Monday, 29 October, 2012

An extraordinary 10-year project named Plan 28 to build the world’s first “computer” is now accepting donations via the JustGiving crowdfunding site. It will cost £250,000 to build the steam-powered Analytical Engine designed by Charles Babbage in the mid-19th century. The project, by the way, takes its name from “Plan 28” after the most comprehensive of the 100 blueprints for the “computer” drawn up by Babbage.

Because there was no demand for Babbage’s machine, the world had to wait for ENIAC (Electronic Numerical Integrator And Computer) to do the business, as it were. That was in 1946. The mainframe monster begat slightly smaller offspring, among them the UNIVAC (UNIVersal Automatic Computer), which was used in processing the US census of 1950 and then went on to confound the pollsters by predicting that Dwight Eisenhower (Republican) would trounce Adlai Stevenson (Democrat) in the 1952 presidential election. Sixty years later, Mitt Romney stands ready to repeat this historic feat.

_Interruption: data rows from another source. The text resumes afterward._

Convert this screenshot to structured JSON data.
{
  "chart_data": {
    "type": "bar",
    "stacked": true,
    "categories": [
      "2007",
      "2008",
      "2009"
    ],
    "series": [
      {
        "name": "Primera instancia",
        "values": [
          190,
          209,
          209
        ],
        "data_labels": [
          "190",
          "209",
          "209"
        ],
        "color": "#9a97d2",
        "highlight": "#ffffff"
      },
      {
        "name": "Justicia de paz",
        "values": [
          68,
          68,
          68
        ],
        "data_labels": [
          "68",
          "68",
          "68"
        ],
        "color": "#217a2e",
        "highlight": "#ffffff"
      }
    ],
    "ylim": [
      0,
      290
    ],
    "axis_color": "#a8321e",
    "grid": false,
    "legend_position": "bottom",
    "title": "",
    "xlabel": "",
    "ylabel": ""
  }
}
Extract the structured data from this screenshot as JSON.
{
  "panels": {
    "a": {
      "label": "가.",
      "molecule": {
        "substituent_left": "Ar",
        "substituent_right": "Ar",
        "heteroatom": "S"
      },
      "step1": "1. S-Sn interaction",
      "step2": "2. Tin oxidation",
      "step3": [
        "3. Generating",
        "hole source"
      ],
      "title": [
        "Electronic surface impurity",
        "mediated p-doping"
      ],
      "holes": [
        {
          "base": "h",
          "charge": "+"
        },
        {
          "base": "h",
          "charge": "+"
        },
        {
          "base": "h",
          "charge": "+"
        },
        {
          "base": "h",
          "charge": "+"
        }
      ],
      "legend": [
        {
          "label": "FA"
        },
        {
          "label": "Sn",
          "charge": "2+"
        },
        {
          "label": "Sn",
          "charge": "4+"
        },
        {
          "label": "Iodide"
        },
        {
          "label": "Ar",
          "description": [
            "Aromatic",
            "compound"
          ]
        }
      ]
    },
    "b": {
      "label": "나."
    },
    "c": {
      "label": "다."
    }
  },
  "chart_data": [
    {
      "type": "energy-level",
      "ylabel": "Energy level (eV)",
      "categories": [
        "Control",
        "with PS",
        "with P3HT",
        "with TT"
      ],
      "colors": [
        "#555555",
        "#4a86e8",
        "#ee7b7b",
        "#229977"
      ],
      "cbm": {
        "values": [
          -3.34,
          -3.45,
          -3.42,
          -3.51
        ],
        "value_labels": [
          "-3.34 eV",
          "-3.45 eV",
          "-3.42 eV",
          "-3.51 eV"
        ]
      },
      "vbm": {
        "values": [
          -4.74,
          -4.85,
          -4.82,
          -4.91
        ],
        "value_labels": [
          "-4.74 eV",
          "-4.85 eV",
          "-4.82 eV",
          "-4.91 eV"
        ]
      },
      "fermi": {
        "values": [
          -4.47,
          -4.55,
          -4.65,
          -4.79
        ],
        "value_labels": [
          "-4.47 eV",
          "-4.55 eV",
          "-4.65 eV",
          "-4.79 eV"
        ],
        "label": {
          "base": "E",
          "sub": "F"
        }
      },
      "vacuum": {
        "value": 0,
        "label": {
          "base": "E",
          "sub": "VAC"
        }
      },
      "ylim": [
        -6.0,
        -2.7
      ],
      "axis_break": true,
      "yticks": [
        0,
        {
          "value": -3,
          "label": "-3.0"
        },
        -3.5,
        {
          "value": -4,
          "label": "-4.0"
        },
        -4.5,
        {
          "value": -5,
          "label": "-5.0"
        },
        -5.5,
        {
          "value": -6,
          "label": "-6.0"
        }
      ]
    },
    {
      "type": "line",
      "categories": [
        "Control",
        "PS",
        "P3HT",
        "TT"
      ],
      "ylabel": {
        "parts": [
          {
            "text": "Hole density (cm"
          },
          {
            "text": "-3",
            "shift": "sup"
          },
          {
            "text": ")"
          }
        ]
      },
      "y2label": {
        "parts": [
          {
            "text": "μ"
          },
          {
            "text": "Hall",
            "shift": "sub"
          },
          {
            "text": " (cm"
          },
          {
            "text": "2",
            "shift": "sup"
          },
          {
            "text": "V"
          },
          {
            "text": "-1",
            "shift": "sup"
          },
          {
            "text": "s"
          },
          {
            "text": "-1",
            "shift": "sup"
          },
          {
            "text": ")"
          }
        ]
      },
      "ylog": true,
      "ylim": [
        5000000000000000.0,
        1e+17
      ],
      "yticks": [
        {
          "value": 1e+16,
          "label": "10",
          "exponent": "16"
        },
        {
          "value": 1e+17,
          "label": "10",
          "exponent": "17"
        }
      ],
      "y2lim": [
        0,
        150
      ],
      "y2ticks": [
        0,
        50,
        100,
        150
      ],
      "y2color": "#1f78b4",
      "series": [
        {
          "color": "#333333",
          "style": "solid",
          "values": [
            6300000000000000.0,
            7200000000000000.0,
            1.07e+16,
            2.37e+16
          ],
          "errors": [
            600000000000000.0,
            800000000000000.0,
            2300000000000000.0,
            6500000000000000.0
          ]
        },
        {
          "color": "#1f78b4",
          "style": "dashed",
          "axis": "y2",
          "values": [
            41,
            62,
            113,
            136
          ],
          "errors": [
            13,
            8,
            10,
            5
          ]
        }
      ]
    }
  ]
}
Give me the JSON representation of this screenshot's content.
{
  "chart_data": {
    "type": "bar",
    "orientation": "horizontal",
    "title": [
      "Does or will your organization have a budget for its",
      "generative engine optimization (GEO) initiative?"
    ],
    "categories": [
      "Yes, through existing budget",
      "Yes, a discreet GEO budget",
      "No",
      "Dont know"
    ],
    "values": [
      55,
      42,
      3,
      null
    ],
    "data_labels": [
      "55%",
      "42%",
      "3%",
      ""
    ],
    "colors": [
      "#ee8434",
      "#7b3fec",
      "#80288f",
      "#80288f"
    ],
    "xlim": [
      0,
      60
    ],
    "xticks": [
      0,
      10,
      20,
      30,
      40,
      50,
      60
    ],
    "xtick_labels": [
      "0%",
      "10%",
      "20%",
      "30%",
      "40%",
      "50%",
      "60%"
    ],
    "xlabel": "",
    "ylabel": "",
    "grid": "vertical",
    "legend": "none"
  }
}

But back to the colossus of the mainframe. It really was the 800 pound gorilla in the room because of the vast number of vacuum tubes used as switches for its logic circuits. These were very expensive, and they produced a lot of heat, too. What to do? The solution was a device developed by a team at Bell Labs in 1947 that earned them the Nobel Prize for Physics in 1956. Thanks to Shockley, Bardeen and Brattain, computers shrunk from the size of a house to being as big as a fridge.